Influence of Chemical Admixtures on Properties of Structural Concrete

Chemical admixtures play a vital role in enhancing the strength and performance of concrete mixes. These admixtures modify various properties of concrete during the production stage as well as during the setting and hardening periods. The strength and durability of concrete structures significantly depend on the appropriate use of chemical admixtures. They contribute to early strength gain, adjust setting times, improve curing efficiency, and help achieve the desired mechanical properties as per design requirements. Chemical admixtures also interact with the cement hydration process over time, offering long-term protection to concrete against environmental factors.
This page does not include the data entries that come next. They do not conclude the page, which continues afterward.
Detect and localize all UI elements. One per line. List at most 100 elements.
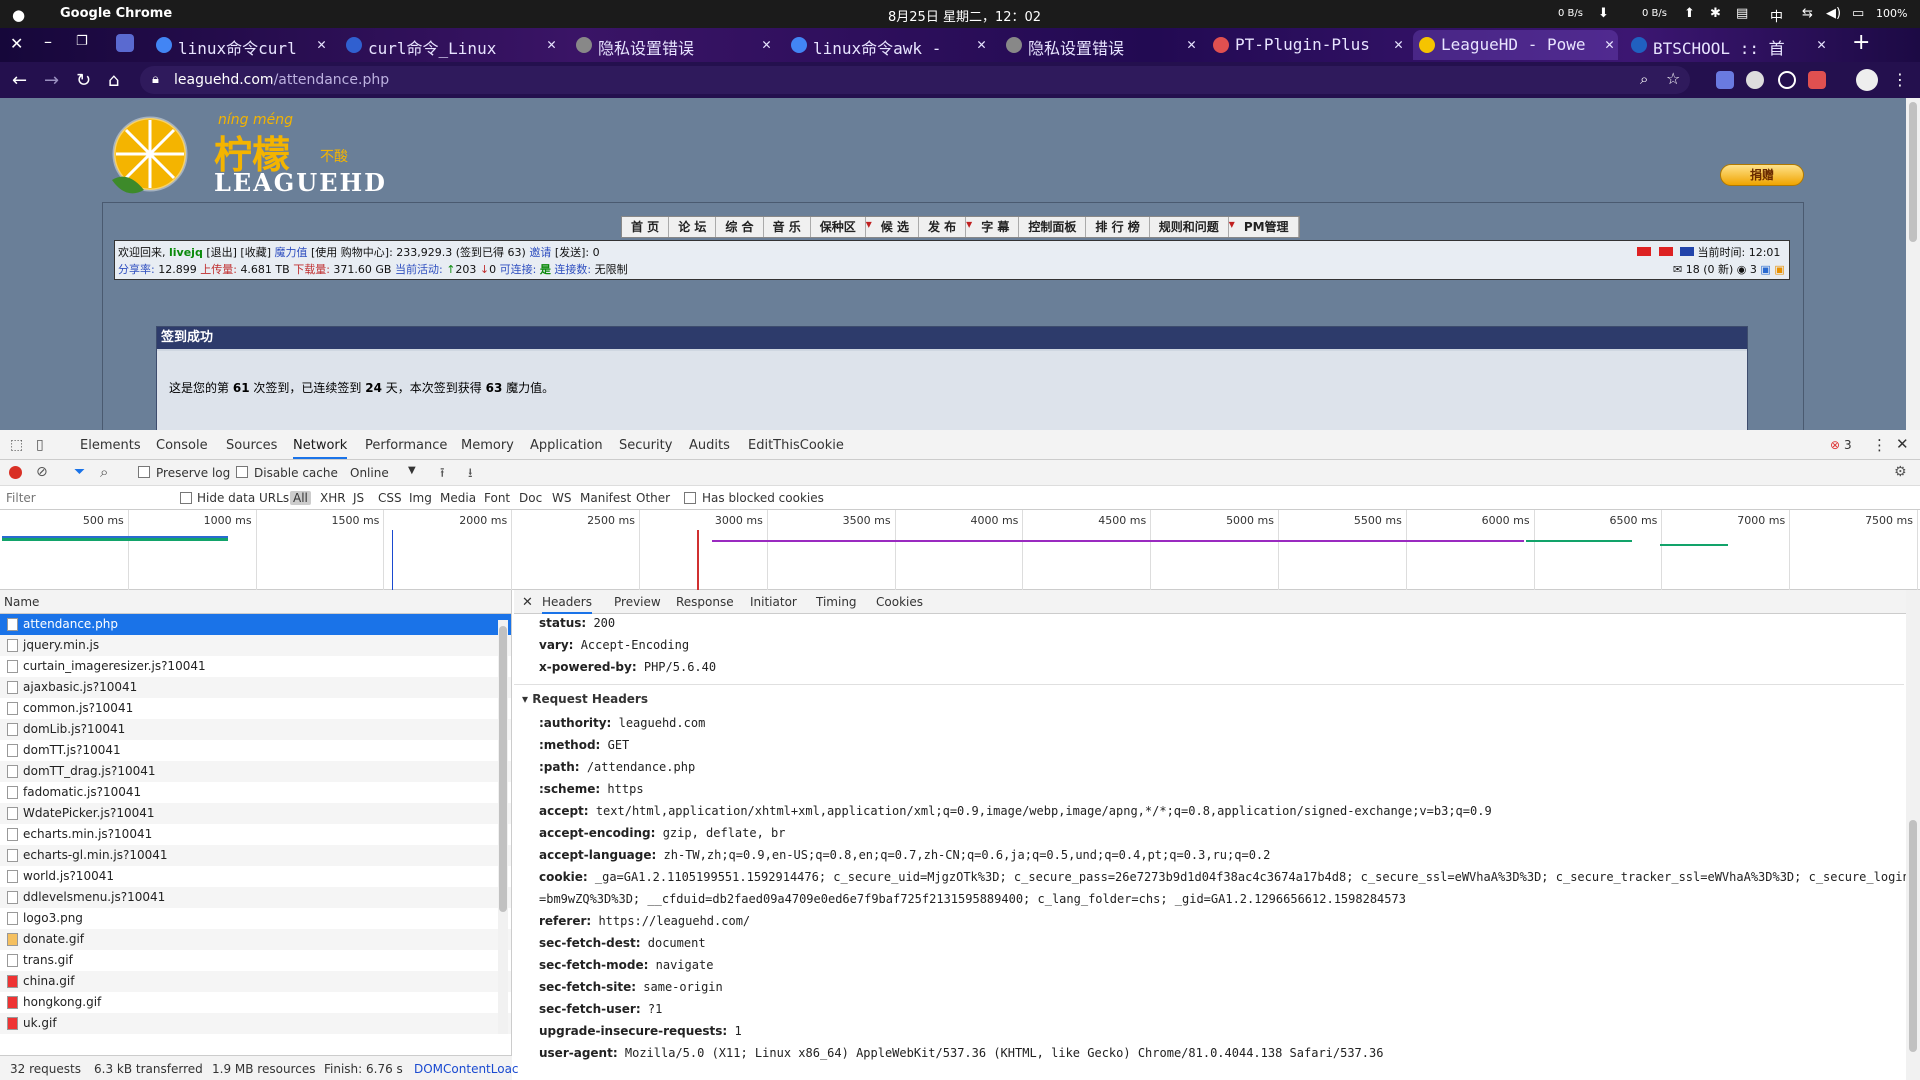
leeching-count[interactable]: 0 [489, 263, 496, 276]
blocked-cookies-checkbox[interactable] [684, 492, 696, 504]
devtools-tab-application[interactable]: Application [530, 438, 603, 453]
back-button[interactable]: ← [12, 70, 27, 91]
preserve-log-checkbox[interactable] [138, 466, 150, 478]
request-row[interactable]: ddlevelsmenu.js?10041 [0, 887, 511, 908]
tab-close-icon[interactable]: ✕ [317, 35, 326, 53]
zoom-search-icon[interactable]: ⌕ [1640, 70, 1648, 88]
profile-avatar[interactable] [1856, 69, 1878, 91]
browser-tab[interactable]: curl命令_Linux ✕ [340, 30, 560, 60]
nav-item[interactable]: 论 坛 [669, 217, 717, 237]
request-row[interactable]: uk.gif [0, 1013, 511, 1034]
close-window-icon[interactable]: ✕ [10, 34, 23, 53]
user-links[interactable]: [退出] [收藏] [206, 246, 271, 259]
export-har-icon[interactable]: ⭳ [468, 464, 473, 486]
devtools-tab-elements[interactable]: Elements [80, 438, 141, 453]
browser-tab[interactable]: PT-Plugin-Plus ✕ [1207, 30, 1407, 60]
devtools-tab-security[interactable]: Security [619, 438, 672, 453]
nav-item[interactable]: 控制面板 [1019, 217, 1087, 237]
disable-cache-checkbox[interactable] [236, 466, 248, 478]
tab-close-icon[interactable]: ✕ [977, 35, 986, 53]
throttle-select[interactable]: Online [350, 466, 389, 480]
uk-flag-icon[interactable] [1680, 247, 1694, 256]
nav-item[interactable]: 音 乐 [764, 217, 811, 237]
message-count[interactable]: 18 (0 新) [1686, 263, 1734, 276]
devtools-tab-sources[interactable]: Sources [226, 438, 277, 453]
nav-item[interactable]: 排 行 榜 [1086, 217, 1150, 237]
filter-icon[interactable]: ⏷ [74, 464, 85, 480]
request-row[interactable]: ajaxbasic.js?10041 [0, 677, 511, 698]
filter-type-media[interactable]: Media [440, 491, 476, 505]
inspect-element-icon[interactable]: ⬚ [10, 437, 23, 453]
devtools-tab-memory[interactable]: Memory [461, 438, 514, 453]
filter-type-other[interactable]: Other [636, 491, 670, 505]
request-row[interactable]: domTT_drag.js?10041 [0, 761, 511, 782]
filter-type-img[interactable]: Img [409, 491, 432, 505]
username-link[interactable]: livejq [169, 246, 203, 259]
detail-tab-timing[interactable]: Timing [816, 595, 857, 609]
headers-scrollbar[interactable] [1906, 590, 1920, 1080]
request-row[interactable]: fadomatic.js?10041 [0, 782, 511, 803]
throttle-dropdown-icon[interactable]: ▼ [408, 465, 416, 476]
filter-input[interactable] [2, 488, 166, 508]
browser-tab[interactable]: 隐私设置错误 ✕ [1000, 30, 1200, 60]
request-row[interactable]: logo3.png [0, 908, 511, 929]
hongkong-flag-icon[interactable] [1658, 247, 1673, 256]
invite-link[interactable]: 邀请 [529, 246, 551, 259]
request-row[interactable]: common.js?10041 [0, 698, 511, 719]
volume-icon[interactable]: ◀) [1826, 6, 1841, 21]
browser-tab[interactable]: linux命令awk - ✕ [785, 30, 990, 60]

In coastal or high-rainfall regions, their application is especially beneficial, as they help safeguard reinforced concrete structures from corrosion and deterioration. This study focuses on the use of chemical admixtures in concrete incorporating coir fibers and Class C fly ash, using an M30 grade mix design. A PC-200 superplasticizer was employed as the chemical admixture during the experimental phase. PC-200 is a high-range water-reducing admixture based on polycarboxylate ether (PCE) technology. [9]. It is commonly used to improve the workability and strength characteristics of concrete without increasing water content. As a third-generation superplasticizer, PC-200 offers superior dispersion of cement particles, resulting in enhanced flowability, reduced water-cement ratio, and improved early and final strength development. The test results demonstrated that the inclusion of coir fibers effectively controlled cracking and improved tensile strength, while the addition of fly ash enhanced the long-term durability of the concrete. Comparative analysis between the nominal mix and the mix with chemical admixtures showed that the modified concrete mix exhibited superior performance in both strength and durability.  These findings suggest that judicious use of fly ash and coir fibre that can contribute significantly to sustainable constructions, lowering construction costs, and minimizing environmental impact.